Among various theories applicable for law-making, the ideas of naturalism and positivism are often referred to. The concept of natural law is probably as ancient as 2500-year-old. According to the natural law theorists, there are certain objectives and absolute principles of morality and justice which should be the bases of laws. Moreover, both law and morality should coincide. In this modern sophisticated era of civilised nations encountered with two world wars, the natural law theorists are not given as much valor as was given basically during Renaissance and the period of Enlightenment.
On the other hand, in case of positivism, law is seen as an expression of volition. The legislature, being a legitimate source of authority in the State, is able to secure a readier and more unquestioning obedience than any other source of social or moral rules. But jurists raise questions against this theory due to its strong adherence to coercive orders irrespective of morality. Practically, none of the above theories is befitting in all situations. But their dilution with each other by the legislature while enacting laws is believed to be helpful in creating a balanced relationship between the ruler and the ruled of a concerned State. Quite a few countries of the world tend to enact laws keeping the aroma of these theories side by side. Developing countries like Bangladesh, Pakistan, Nigeria, Myanmar, etc. are the glaring examples of pendulum democracy where strong adherence to positivism in their laws can be easily found.
Except for a few reputed instances, most of the rulers have kept a deep confidence in positivism for the making of laws. Such instance of the one-sided adherence to positivism is poignant in the Constitution of Bangladesh.
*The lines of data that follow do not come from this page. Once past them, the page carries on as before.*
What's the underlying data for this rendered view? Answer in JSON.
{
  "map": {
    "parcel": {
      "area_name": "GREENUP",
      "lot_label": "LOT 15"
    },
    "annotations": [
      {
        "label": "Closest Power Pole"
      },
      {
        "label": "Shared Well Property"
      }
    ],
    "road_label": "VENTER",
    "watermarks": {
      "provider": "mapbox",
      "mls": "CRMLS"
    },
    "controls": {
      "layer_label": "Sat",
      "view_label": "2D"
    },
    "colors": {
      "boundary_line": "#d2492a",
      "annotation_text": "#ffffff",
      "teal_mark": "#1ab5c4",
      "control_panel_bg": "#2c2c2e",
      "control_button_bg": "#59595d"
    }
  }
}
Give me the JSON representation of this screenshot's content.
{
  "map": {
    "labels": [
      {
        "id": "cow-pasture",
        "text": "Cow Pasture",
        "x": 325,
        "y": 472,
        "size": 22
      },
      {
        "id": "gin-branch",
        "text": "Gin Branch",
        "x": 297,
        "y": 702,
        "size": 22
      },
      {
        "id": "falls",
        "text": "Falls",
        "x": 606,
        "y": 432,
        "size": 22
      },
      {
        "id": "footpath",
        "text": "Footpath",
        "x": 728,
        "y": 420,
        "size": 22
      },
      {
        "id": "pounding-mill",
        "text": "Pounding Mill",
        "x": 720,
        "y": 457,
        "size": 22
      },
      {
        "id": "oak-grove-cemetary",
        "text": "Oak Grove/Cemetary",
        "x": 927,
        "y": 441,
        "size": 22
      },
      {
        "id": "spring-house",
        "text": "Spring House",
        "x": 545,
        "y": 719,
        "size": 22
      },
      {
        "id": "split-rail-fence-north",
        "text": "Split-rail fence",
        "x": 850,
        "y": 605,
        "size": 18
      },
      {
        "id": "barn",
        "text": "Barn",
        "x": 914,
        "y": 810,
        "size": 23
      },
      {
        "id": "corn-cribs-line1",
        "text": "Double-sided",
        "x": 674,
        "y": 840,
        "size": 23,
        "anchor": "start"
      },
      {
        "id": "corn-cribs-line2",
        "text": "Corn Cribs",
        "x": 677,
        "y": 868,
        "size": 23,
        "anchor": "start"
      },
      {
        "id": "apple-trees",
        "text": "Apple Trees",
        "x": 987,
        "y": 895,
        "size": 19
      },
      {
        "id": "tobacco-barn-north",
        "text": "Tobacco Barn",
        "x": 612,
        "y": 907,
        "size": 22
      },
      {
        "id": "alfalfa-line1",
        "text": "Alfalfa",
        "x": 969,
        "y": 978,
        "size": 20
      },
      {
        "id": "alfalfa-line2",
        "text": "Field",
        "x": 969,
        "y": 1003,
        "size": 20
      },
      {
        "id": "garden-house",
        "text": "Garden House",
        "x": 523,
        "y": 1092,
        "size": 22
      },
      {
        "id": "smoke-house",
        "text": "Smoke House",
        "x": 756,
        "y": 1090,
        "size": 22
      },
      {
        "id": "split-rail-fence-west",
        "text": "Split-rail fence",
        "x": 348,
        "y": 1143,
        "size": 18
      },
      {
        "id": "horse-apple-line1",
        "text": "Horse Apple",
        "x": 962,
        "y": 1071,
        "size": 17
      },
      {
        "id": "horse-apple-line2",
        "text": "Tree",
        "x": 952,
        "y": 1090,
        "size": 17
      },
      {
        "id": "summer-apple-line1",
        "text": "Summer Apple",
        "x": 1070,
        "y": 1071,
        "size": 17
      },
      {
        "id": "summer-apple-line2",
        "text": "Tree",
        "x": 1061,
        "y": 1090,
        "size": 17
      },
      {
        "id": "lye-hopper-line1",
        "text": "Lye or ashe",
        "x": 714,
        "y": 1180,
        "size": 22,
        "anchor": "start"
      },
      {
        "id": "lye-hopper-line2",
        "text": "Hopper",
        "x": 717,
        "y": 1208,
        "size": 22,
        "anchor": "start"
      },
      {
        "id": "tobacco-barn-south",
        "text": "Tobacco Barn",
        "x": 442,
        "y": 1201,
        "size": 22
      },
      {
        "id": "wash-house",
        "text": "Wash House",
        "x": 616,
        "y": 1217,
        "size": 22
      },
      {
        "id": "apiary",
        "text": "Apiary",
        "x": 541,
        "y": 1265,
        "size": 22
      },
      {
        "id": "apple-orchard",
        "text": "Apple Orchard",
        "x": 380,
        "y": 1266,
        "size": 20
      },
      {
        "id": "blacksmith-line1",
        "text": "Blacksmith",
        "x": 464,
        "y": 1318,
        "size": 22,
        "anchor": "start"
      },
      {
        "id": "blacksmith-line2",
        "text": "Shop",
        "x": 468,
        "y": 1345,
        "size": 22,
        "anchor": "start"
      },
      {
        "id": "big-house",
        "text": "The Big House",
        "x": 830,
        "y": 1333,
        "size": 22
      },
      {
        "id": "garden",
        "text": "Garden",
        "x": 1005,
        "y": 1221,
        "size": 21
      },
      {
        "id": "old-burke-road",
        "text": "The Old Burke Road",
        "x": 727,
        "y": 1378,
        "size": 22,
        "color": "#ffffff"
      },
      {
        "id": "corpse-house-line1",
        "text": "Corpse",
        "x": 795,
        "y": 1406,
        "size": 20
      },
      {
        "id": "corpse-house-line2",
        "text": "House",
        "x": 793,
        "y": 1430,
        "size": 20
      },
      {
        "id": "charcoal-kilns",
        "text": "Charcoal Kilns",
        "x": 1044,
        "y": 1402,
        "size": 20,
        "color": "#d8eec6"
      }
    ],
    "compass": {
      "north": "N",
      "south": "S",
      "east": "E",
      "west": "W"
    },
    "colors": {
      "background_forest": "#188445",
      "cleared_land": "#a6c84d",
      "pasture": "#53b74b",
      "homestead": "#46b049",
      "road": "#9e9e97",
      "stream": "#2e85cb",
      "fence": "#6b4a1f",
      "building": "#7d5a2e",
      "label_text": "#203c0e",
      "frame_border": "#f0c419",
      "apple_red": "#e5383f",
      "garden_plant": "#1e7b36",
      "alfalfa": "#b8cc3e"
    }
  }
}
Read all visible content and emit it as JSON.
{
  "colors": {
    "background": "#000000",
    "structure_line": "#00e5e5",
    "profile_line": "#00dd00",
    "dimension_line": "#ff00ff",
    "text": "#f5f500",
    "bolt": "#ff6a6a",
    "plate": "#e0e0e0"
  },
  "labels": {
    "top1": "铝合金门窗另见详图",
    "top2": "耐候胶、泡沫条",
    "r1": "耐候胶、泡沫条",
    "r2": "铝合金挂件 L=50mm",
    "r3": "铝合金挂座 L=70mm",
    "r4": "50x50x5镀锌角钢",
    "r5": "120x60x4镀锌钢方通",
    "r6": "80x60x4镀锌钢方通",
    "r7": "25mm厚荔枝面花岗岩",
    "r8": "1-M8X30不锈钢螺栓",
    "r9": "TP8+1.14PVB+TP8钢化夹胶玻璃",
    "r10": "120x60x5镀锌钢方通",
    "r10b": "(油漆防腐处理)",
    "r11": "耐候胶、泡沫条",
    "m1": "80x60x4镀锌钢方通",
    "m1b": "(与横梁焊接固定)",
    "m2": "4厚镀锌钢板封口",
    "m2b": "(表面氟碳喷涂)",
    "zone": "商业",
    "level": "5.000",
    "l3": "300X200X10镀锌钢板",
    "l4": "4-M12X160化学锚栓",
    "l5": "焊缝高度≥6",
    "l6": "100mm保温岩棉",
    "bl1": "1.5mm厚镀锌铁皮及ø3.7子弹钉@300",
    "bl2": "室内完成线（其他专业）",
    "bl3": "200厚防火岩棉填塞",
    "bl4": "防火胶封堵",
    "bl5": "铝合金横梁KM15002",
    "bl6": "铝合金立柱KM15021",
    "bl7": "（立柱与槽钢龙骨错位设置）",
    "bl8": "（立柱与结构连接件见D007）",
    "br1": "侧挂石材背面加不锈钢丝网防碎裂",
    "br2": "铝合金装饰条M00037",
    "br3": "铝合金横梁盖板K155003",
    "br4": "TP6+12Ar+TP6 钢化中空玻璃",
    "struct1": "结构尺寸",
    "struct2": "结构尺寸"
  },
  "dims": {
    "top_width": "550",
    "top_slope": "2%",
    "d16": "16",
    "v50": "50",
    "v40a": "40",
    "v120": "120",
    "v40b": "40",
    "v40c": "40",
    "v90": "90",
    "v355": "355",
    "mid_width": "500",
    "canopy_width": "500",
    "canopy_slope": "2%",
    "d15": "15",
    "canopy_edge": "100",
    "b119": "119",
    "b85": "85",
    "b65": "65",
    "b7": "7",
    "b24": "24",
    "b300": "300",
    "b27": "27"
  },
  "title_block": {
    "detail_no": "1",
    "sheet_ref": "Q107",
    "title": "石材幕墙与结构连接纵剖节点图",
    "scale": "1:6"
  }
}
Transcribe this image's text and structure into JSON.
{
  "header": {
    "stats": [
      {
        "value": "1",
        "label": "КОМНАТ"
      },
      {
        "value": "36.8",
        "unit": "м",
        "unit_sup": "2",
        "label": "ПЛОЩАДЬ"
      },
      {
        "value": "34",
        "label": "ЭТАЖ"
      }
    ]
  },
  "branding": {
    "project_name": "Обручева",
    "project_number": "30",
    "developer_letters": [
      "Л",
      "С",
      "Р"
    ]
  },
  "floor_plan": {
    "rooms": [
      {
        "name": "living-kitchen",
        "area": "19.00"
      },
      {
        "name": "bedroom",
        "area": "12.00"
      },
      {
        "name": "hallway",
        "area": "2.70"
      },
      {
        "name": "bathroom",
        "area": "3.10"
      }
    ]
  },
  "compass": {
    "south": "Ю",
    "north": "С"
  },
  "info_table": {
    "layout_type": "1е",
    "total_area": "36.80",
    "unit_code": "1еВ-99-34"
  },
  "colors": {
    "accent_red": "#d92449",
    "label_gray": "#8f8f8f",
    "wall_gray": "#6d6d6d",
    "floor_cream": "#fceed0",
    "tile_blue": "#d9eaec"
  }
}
For example, Article 55(2) exhibits unbridled power of the Prime Minister, when it states that “the executive power of the Republic shall […] be exercised by or on the authority of the Prime Minister.” As per Article 48, the President despite being 'Head of the State' has to take advice in the exercise of all his functions from the Prime Minister who is basically Head of the government.
Article 70 enumerates a flouting psychological camouflage among the parliamentarians in depicting their representation in the fullest sense. The appointment of the Chief Justice along with other Judges in both Divisions of the Supreme Court under Article 95 and 98 respectively portrays the widespread exercise of positivistic executive-led approach. Article 123 stipulates questions on legitimacy and sustainability to Bangladeshi democracy by obscured election time and procedure. The judicial-executive led turmoil centering around the 16th amendment judgment also evinces the imbalance between two organs of the State. Surprisingly, the above provisions are justified by reference to the similar enactments in the strongest democracies like USA, India, Australia, etc.
Similarly, provisions of fundamental rights are blended with both positivism and naturalism. Under the shadow of “reasonable restrictions”, the positivistic attitude of the rulers is apparent. As a result, the essence of natural law within the spirit of fundamental rights gets lost somewhere due to the over indulgence of the autocratic inclination. Article 33 is self-explanatory, because of which a person cannot claim any fundamental rights, if and when he is detained following the provisions of the Special Powers Act,1974. Likewise, other subordinate legislations enacted since 1972 till to date have been alleged to have been passed following extreme positivistic ethos. For instance, section 11(c) of the Suppression of Oppression Against Women and Children Act, 2000 exposes positivistic leaning of the parliament in law-making. Here, the parliament has left no place for the judges to exercise their inherent powers based on the facts and circumstances of any specific case. Thus, following the necessity of applying the 'inherent power' principle, the High Court Division in BLAST and Another v Bangladesh (2011) 63 DLR (HCD)10 declared the mandatory punishment provisions to be invalid and unconstitutional. The Child Marriage Restraint Act, 2017 (specially section19) also depicts the positivistic outcome of the parliament even living within the realm of 'constitutionalism' and 'conventional democracy'.
There is no denying that the parliament makes laws and policies for the need of society and its people living in the State. The case of Bangladesh, however, suggests that there is an existence of sheer biasness to the idea of positivism in the process of law-making which is often devoid of people's participation and consultation. This happens mainly because of the authoritarian character of the State where the greater power is mostly centralised and monopolised in the hands of a few. From this perspective, it is to argue that a harmonious co-existence of naturalism and positivism is necessary during enacting new laws and amending or repealing old ones.
The writer is a Lecturer, Department of Law and Justice, North East University Bangladesh.